The cancer centers also encouraged:
- Young men and women up to age 26 years who were not previously vaccinated to complete the recommended HPV vaccine series;
- Health care providers to make clear and strong recommendations for HPV vaccination and cervical cancer screening; and
- The health care community to educate parents, guardians, community members and colleagues about the goal of eliminating cancers caused by HPV in the United States.
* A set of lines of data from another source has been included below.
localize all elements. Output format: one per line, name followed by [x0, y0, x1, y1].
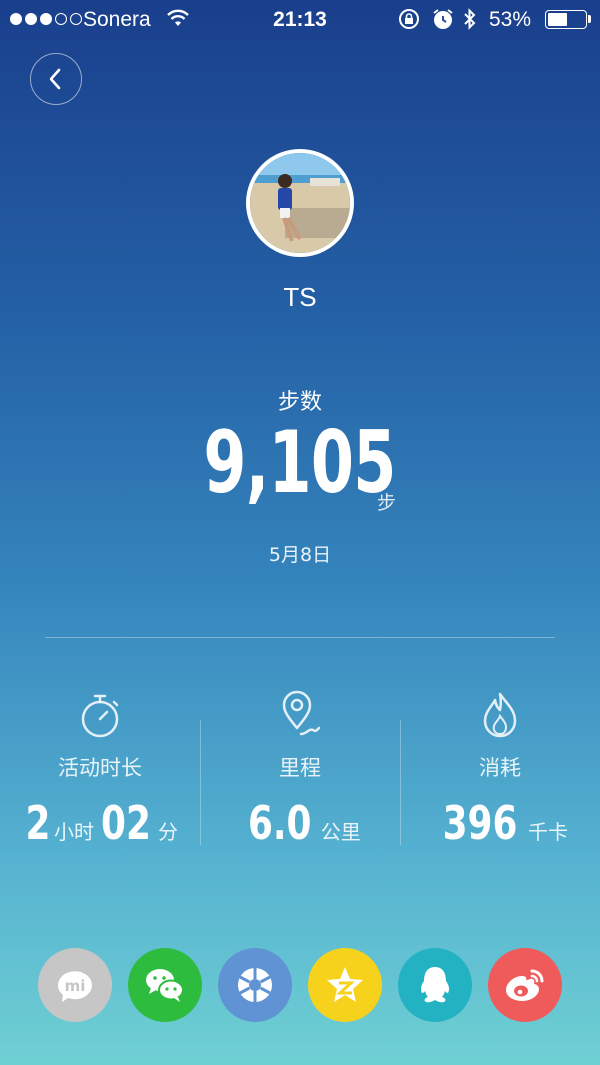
minutes-value: 02	[101, 796, 151, 850]
stat-value: 396 千卡	[400, 800, 600, 846]
date-label: 5月8日	[268, 544, 332, 566]
steps-label: 步数	[277, 390, 322, 415]
share-weibo-button[interactable]	[488, 948, 562, 1022]
back-button[interactable]	[30, 53, 82, 105]
battery-fill	[548, 13, 568, 26]
stat-label: 活动时长	[58, 756, 142, 780]
battery-icon	[545, 10, 587, 29]
stat-label: 里程	[279, 756, 321, 780]
location-pin-icon	[282, 690, 321, 736]
calories-value: 396	[442, 796, 518, 850]
moments-icon	[238, 968, 272, 1002]
stat-value: 2 小时 02 分	[0, 800, 200, 846]
share-wechat-button[interactable]	[128, 948, 202, 1022]
alarm-icon	[433, 9, 453, 29]
share-qzone-button[interactable]	[308, 948, 382, 1022]
battery-percentage: 53%	[489, 8, 532, 31]
weibo-icon	[506, 969, 544, 1001]
stat-value: 6.0 公里	[200, 800, 400, 846]
stat-active-time: 活动时长 2 小时 02 分	[0, 690, 200, 846]
flame-icon	[483, 692, 517, 738]
stat-label: 消耗	[479, 756, 521, 780]
stat-distance: 里程 6.0 公里	[200, 690, 400, 846]
avatar[interactable]	[246, 149, 354, 257]
distance-value: 6.0	[248, 796, 312, 850]
share-mi-button[interactable]: mi	[38, 948, 112, 1022]
divider	[45, 637, 555, 638]
rotation-lock-icon	[399, 9, 419, 29]
hours-unit: 小时	[54, 820, 94, 844]
mi-icon: mi	[57, 971, 92, 1002]
bluetooth-icon	[464, 8, 476, 30]
qzone-icon	[327, 967, 363, 1002]
steps-row: 9,105	[0, 420, 600, 506]
steps-value: 9,105	[203, 413, 397, 513]
distance-unit: 公里	[320, 820, 361, 844]
share-bar: mi	[38, 948, 562, 1022]
battery-nub	[588, 15, 591, 23]
status-bar: Sonera 21:13 53%	[0, 0, 600, 40]
steps-unit: 步	[377, 492, 397, 514]
share-moments-button[interactable]	[218, 948, 292, 1022]
username: TS	[283, 282, 317, 312]
stopwatch-icon	[81, 694, 119, 738]
minutes-unit: 分	[158, 820, 179, 844]
screen: Sonera 21:13 53% TS 步数 9,105 步 5月8日 活动时长…	[0, 0, 600, 1065]
stat-calories: 消耗 396 千卡	[400, 690, 600, 846]
wechat-icon	[146, 969, 184, 1002]
svg-text:mi: mi	[65, 977, 86, 995]
chevron-left-icon	[49, 68, 61, 90]
calories-unit: 千卡	[528, 820, 569, 844]
qq-icon	[420, 967, 450, 1003]
share-qq-button[interactable]	[398, 948, 472, 1022]
hours-value: 2	[25, 796, 51, 850]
The nation’s NCI-designated cancer centers often collaborate in research and clinical care intended to improve patient outcomes, Hawk said. However, only rarely do they join forces to identify and prioritize specific shared objectives, he said.
They fact they are doing so highlight the importance and urgency of this effort, he said.
Clinicians should continue to provide strong and consistent encouragement to parents and patients regarding the importance of the HPV vaccine, Hawk added.
“We encourage all physicians to become educated regarding the vaccine’s safety and effectiveness, so they can serve as local advocates for HPV vaccination in their communities,” he said. “The opportunity to prevent cancer by simple and effective strategies of vaccination and screening should be of utmost priority.”
Several other groups — including American Cancer Society, American Association for Cancer Research, ASCO, Association of American Cancer Institutes, Prevent Cancer Foundation and American Society for Preventive Oncology — expressed their support for the statement issued by the NCI-designated cancer centers.
“Cervical and other HPV-related cancers are preventable,” Cosette Wheeler, PhD, regent’s professor at University of New Mexico and a member of the UNM Comprehensive Cancer Center — an NCI-designated cancer center that signed the statement — said in a press release. “We have the unprecedented opportunity to impact the cancer burden in our country and improve people’s lives and health by working toward eradicating HPV-related cancers.”